It would be a natural assumption due to the length of the City Paper expose to believe that it provides a comprehensive overview of TenSquare’s track record. But one reason for doubting the validity of the author’s assertions is that Ms. Cohen, in support of the slant of her thesis, conveniently leaves out a significant chapter in the company’s history. This involves the saving of Options PCS.
Toward the end of 2013, the DC Public Charter School Board and Scott Pearson, its executive director, desperately sought to close Options in the aftermath of the monetary crimes committed at the school that served the city’s most emotionally and physically disabled pupils. In fact, at one point the PCSB voted in favor of charter revocation. Mr. Kern had been appointed the D.C. Superior Court’s Receiver for the facility. While he was working feverishly to turn it around I was writing ferociously to keep it going. My motivation came after reviewing one of Mr. Kern’s status reports to the judge that contained his team’s implementation plan. The document demonstrated to me in absolute clarity the stellar professional leadership and operations management he was demonstrating to help these kids that no one else could or would teach.
I communicated not infrequently with Mr. Kern while he was overseeing Options, mostly by text message, although there were few details of the case he was allowed to discuss. But at one especially low point, when it appeared that the fate of the school was bound for extinction, we decided to meet one afternoon at a restaurant across from where I am employed. While we discussed the current situation for a few minutes it was clear that Mr. Kern could hardly keep his eyes open because he was so tired from the strain of trying to keep Options PCS alive. Option’s charter was eventually continued under a new administration, and Kingsman Academy PCS is currently in its third school year with an enrollment of approximately 216 scholars. Mr. Kern introduced its dynamic executive director Shannon Hodge to the charter. You can read my interview with Ms. Hodge here.

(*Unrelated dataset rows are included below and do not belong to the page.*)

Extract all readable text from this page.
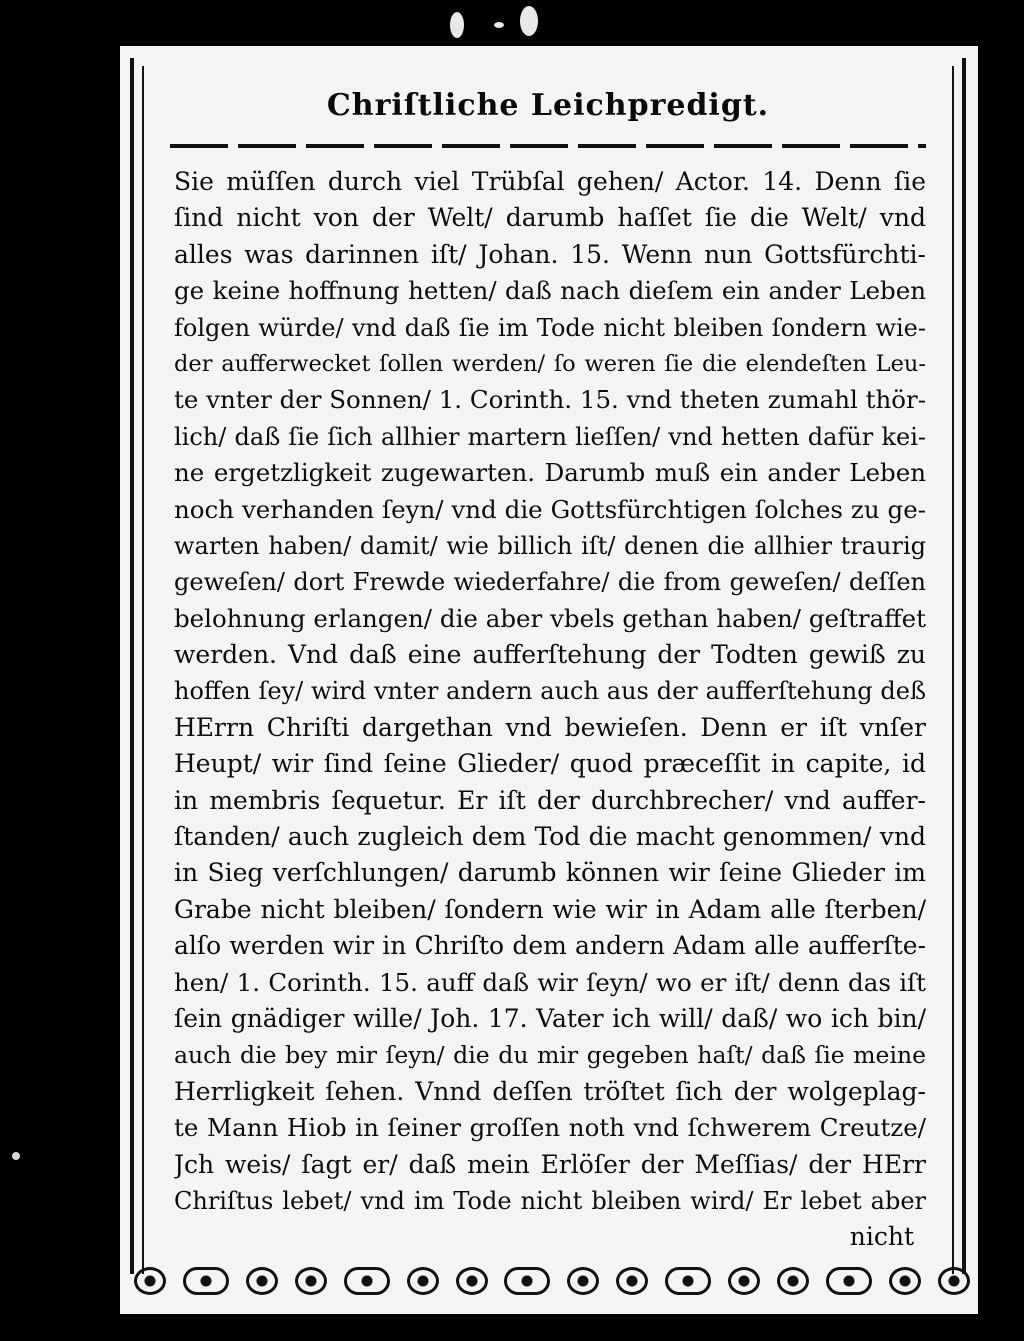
Chriſtliche Leichpredigt.
Sie müſſen durch viel Trübſal gehen/ Actor. 14. Denn ſie
ſind nicht von der Welt/ darumb haſſet ſie die Welt/ vnd
alles was darinnen iſt/ Johan. 15. Wenn nun Gottsfürchti-
ge keine hoffnung hetten/ daß nach dieſem ein ander Leben
folgen würde/ vnd daß ſie im Tode nicht bleiben ſondern wie-
der aufferwecket ſollen werden/ ſo weren ſie die elendeſten Leu-
te vnter der Sonnen/ 1. Corinth. 15. vnd theten zumahl thör-
lich/ daß ſie ſich allhier martern lieſſen/ vnd hetten dafür kei-
ne ergetzligkeit zugewarten. Darumb muß ein ander Leben
noch verhanden ſeyn/ vnd die Gottsfürchtigen ſolches zu ge-
warten haben/ damit/ wie billich iſt/ denen die allhier traurig
geweſen/ dort Frewde wiederfahre/ die from geweſen/ deſſen
belohnung erlangen/ die aber vbels gethan haben/ geſtraffet
werden. Vnd daß eine aufferſtehung der Todten gewiß zu
hoffen ſey/ wird vnter andern auch aus der aufferſtehung deß
HErrn Chriſti dargethan vnd bewieſen. Denn er iſt vnſer
Heupt/ wir ſind ſeine Glieder/ quod præceſſit in capite, id
in membris ſequetur. Er iſt der durchbrecher/ vnd auffer-
ſtanden/ auch zugleich dem Tod die macht genommen/ vnd
in Sieg verſchlungen/ darumb können wir ſeine Glieder im
Grabe nicht bleiben/ ſondern wie wir in Adam alle ſterben/
alſo werden wir in Chriſto dem andern Adam alle aufferſte-
hen/ 1. Corinth. 15. auff daß wir ſeyn/ wo er iſt/ denn das iſt
ſein gnädiger wille/ Joh. 17. Vater ich will/ daß/ wo ich bin/
auch die bey mir ſeyn/ die du mir gegeben haſt/ daß ſie meine
Herrligkeit ſehen. Vnnd deſſen tröſtet ſich der wolgeplag-
te Mann Hiob in ſeiner groſſen noth vnd ſchwerem Creutze/
Jch weis/ ſagt er/ daß mein Erlöſer der Meſſias/ der HErr
Chriſtus lebet/ vnd im Tode nicht bleiben wird/ Er lebet aber
nicht
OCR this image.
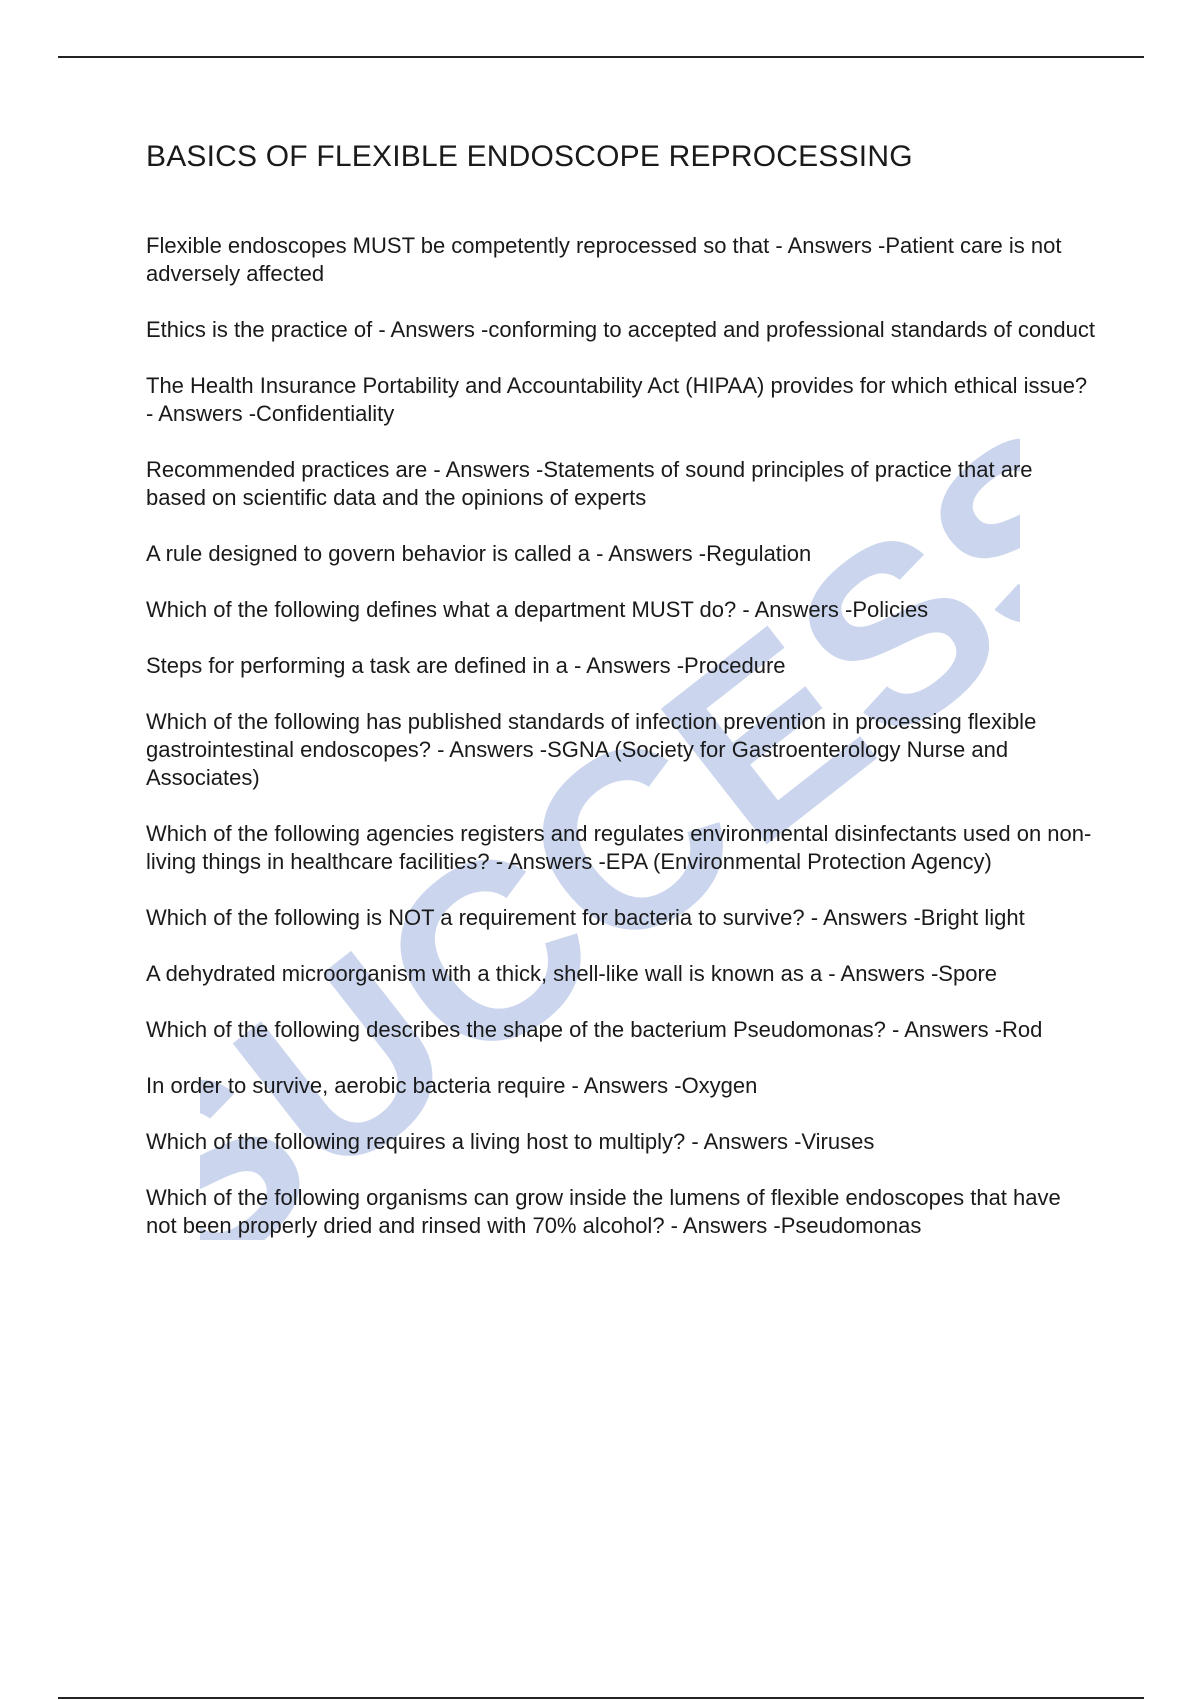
SUCCESS
BASICS OF FLEXIBLE ENDOSCOPE REPROCESSING
Flexible endoscopes MUST be competently reprocessed so that - Answers -Patient care is not adversely affected
Ethics is the practice of - Answers -conforming to accepted and professional standards of conduct
The Health Insurance Portability and Accountability Act (HIPAA) provides for which ethical issue? - Answers -Confidentiality
Recommended practices are - Answers -Statements of sound principles of practice that are based on scientific data and the opinions of experts
A rule designed to govern behavior is called a - Answers -Regulation
Which of the following defines what a department MUST do? - Answers -Policies
Steps for performing a task are defined in a - Answers -Procedure
Which of the following has published standards of infection prevention in processing flexible gastrointestinal endoscopes? - Answers -SGNA (Society for Gastroenterology Nurse and Associates)
Which of the following agencies registers and regulates environmental disinfectants used on non-living things in healthcare facilities? - Answers -EPA (Environmental Protection Agency)
Which of the following is NOT a requirement for bacteria to survive? - Answers -Bright light
A dehydrated microorganism with a thick, shell-like wall is known as a - Answers -Spore
Which of the following describes the shape of the bacterium Pseudomonas? - Answers -Rod
In order to survive, aerobic bacteria require - Answers -Oxygen
Which of the following requires a living host to multiply? - Answers -Viruses
Which of the following organisms can grow inside the lumens of flexible endoscopes that have not been properly dried and rinsed with 70% alcohol? - Answers -Pseudomonas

One of the turnaround schools discussed in the City Paper report is IDEA Academy PCS. When I sat down in 2015 for a conversation with the school’s CEO Justin Rydstrom, he spoke about his charter having received assistance from TenSquare. But what he was absolutely giddy about was the strikingly miraculous academic results his school had been able to post. I underscored those statistics in my recent interview with Mr. Kern. At a celebration for the charter’s accomplishments, Abigail Smith, the D.C. Deputy Mayor for Education commented, “IDEA is an example of what can happen when dedicated school leaders set a culture of high expectations for both students and staff. Two years ago, IDEA was on the brink of closure. Today it is a school where students feel welcome, supported, and inspired to learn. The IDEA community should be proud of this remarkable achievement.”
I first met Mr. Kern in 2011 when he was executive director of Thurgood Marshall Academy PCS, the high performing charter he co-founded in Anacostia. He introduced me to his academic director Alexandra Pardo, who thoroughly impressed me with her knowledge and commitment. Ms. Pardo would succeed Mr. Kern as executive director of Thurgood Marshall and eventually joined TenSquare.
Ms. Cohen talks to many people who are critical of Mr. Kern and TenSquare who frankly have not done, or are not doing, a good job for our kids. Here’s the bottom line. No charter school is required to hire TenSquare. But when it comes to the critically important job of educating our children, choices must be made. If you ask me whether I line up on the side of Josh Kern, James Costan, Justin Rydstrom, Shannon Hodge, and Alexandra Pardo, or the naysayers who have utilized TenSquare featured by Ms. Cohen, then I pick Mr. Kern. Every time.